Relaying parameters thru embed link to app

trung_nguyen · June 27, 2017, 6:14pm

I have a service, that does the following:

Call authenticate to log the users into the Okta.
Once logged in I’m returning the Embed Link with the sessionToken appended to the url.

I have some dynamic parameters such as where to navigate to after sso in. Is it possible to pass some parameters to the app when using embed sso link?

I have tried the following:

On the auth api, there’s a relay state parameter, i have tried that, but when Okta post the saml xml to the app, there were no relay state in the saml xml and the RelayState form field is empty.
I have also tried appending relayState to the Embed Link, but that didn’t seem to do anything.

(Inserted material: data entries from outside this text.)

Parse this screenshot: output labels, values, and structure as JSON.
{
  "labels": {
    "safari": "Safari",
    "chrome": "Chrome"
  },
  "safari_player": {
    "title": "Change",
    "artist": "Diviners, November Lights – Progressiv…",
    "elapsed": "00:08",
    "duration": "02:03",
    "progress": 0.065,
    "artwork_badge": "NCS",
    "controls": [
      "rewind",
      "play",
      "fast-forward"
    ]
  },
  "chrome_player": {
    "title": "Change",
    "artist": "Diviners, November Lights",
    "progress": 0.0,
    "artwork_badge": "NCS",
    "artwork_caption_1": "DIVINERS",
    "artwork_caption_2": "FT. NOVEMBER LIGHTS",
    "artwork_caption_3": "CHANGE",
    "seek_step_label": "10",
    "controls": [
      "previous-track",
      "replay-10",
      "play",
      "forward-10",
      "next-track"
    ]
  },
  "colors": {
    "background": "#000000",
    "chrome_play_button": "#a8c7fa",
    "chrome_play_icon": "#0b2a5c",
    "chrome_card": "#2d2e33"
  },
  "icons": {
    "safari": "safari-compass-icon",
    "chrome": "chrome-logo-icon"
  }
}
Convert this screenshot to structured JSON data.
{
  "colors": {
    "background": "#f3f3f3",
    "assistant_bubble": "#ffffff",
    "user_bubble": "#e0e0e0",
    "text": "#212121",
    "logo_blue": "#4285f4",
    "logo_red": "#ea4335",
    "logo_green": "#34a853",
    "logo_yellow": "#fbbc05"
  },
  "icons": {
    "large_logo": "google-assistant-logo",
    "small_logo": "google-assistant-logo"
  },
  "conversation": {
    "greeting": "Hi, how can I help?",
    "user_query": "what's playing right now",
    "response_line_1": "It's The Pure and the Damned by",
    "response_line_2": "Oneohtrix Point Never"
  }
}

PS I do not know what type of sso implementation the app is using SAML, OpenID Connect or whatnot. I’m trying to be agnostic at this level, and the app will have to figure out how to get the relay state depending which sso implementation they have opted for.

mcguinness · June 30, 2017, 3:52pm

This is currently not supported. Protocols like OIDC technically don’t support an IdP init flow and expect the SSO flow to always be initiated by the app which can capture its own state. We currently only support a statically defined RelayState for IdP-init SAML flows as part of app configuration.

Can you elaborate more on what you are trying to achieve in your scenario?

trung_nguyen · June 30, 2017, 4:38pm

I think I figured a workaround, but first let me describe the scenario.

I have two apps in Okta. And the user has logged into app 1 and is currently viewing product 1. They see a link to go to app 2. When the user click on that link, it should sso them into app 2 and carry the context of product 1, so that app 2 can redirect the user to the product page loading product 1.

I’m writing a service to facilitate this. When the user click on the link in app 1, app 1 will call the service to setup the sso process. The service first needs to authenticate the user with Okta to get the sessionToken. Then figure out app 2’s sso implementation type (OIDC or SAML). Then using the SSO URL going to append the context to either RelayState (for SAML) or state (for OIDC). And (app 1) finally return the final url back to client browser.

I should mention that with OIDC, I’m using form_post for response_mode and id_token for response_type.

With SAML, I have an outstanding issue, which is how to programmatically get the SAML SSO URL.

mcguinness · June 30, 2017, 4:57pm

The endpoint is published in SAML metadata (XML) which we publish in the Apps API via a HAL Link

           "metadata": {
                "href": "https://org.example.com/api/v1/apps/0oannpV6aOxxlefI00g3/sso/saml/metadata",
                "type": "application/xml"
            }

trung_nguyen · June 30, 2017, 5:05pm

I was hoping for a rest API.

Loading up that xml requires the service to sign in, which is another credential I have to maintain in addition to the api key.

trung_nguyen · June 30, 2017, 8:52pm

FYI I found a way to get SAML meta thru the api.

Call get appInstance api to get credential.signing.kid
Call {{url}}/api/v1/apps/{{appId}}/sso/saml/metadata?kid={{keyId}}

system · January 12, 2024, 7:05pm

This topic was automatically closed 24 hours after the last reply. New replies are no longer allowed.